This information explains what leases (HP) and conditional sales contracts are. It informs you of your rights if you want to terminate the contract and the lender`s rights if you do not pay. If the lender terminates the contract, for example. B because you did not follow the refunds, he may be able to take possession of the goods. As a general rule, the lender needs a court decision. Good morning, François, thank you for your question. The best option would be to exchange your current car for a cheaper one at a local dealer. Do you know what your car is worth (Trade vaue) and what is the billing figure? The car dealership is responsible for managing your current agreement and we may be able to submit a new financing contract for the new car if you want us to make an offer. Please apply if you are ready and if approved, you can choose a car from any serious dealership and we also offer a non-binding offer. Friendly Greetings, Rachel Here at Nationwide Vehicle Contracts, many questions are asked by customers about their rental agreement.
One question that is often asked is the transfer of a leased vehicle to another party, also known as contract transfer. Conditional selling is similar to rental sales. The contract generally provides that the goods do not belong to you until you have paid the last tranche and the lender may be able to take back the goods if you fall back with payment. Consumers who wish to obtain independent information or who wish to help understand the terms of their lease (or other loan) are encouraged to contact the Competition and Consumer Protection Commission – see « Where to go » below. In addition to information and assistance, the Agency will help ensure that all complaints are handled properly by the financial entities they regulate. Leasing is an attractive financing option, especially if you know you absolutely want to own your car at the end of the financing contract.

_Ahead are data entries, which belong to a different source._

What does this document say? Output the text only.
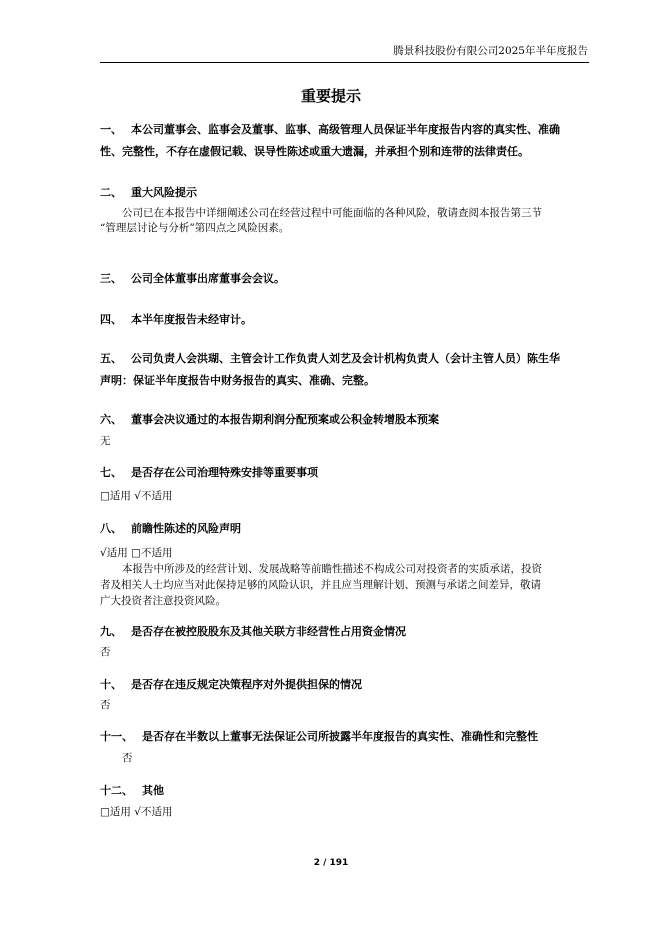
腾景科技股份有限公司2025年半年度报告
重要提示
一、 本公司董事会、监事会及董事、监事、高级管理人员保证半年度报告内容的真实性、准确
性、完整性，不存在虚假记载、误导性陈述或重大遗漏，并承担个别和连带的法律责任。
二、 重大风险提示
公司已在本报告中详细阐述公司在经营过程中可能面临的各种风险，敬请查阅本报告第三节
“管理层讨论与分析”第四点之风险因素。
三、 公司全体董事出席董事会会议。
四、 本半年度报告未经审计。
五、 公司负责人会洪瑚、主管会计工作负责人刘艺及会计机构负责人（会计主管人员）陈生华
声明：保证半年度报告中财务报告的真实、准确、完整。
六、 董事会决议通过的本报告期利润分配预案或公积金转增股本预案
无
七、 是否存在公司治理特殊安排等重要事项
□适用 √不适用
八、 前瞻性陈述的风险声明
√适用 □不适用
本报告中所涉及的经营计划、发展战略等前瞻性描述不构成公司对投资者的实质承诺，投资
者及相关人士均应当对此保持足够的风险认识，并且应当理解计划、预测与承诺之间差异，敬请
广大投资者注意投资风险。
九、 是否存在被控股股东及其他关联方非经营性占用资金情况
否
十、 是否存在违反规定决策程序对外提供担保的情况
否
十一、 是否存在半数以上董事无法保证公司所披露半年度报告的真实性、准确性和完整性
否
十二、 其他
□适用 √不适用
2 / 191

The financing period is usually between 12 and 60 months during which you pay monthly payments until you have covered the total cost of the car and therefore, at the end of the agreement, you own the car. At the beginning of the contract, you pay a first down payment that will secure the car, this deposit will affect the amount you have to pay each month – the higher the down payment, the smaller the monthly repayments.
A great advantage of HP over PCP funding is that at the end of the funding period, you don`t have to pay extra for wear or exceed a mileage limit. It is important to consider your personal and financial circumstances before entering into an HP agreement, as if you miss one of your monthly payments, this can affect your creditworthiness, making it difficult to get loans in the future.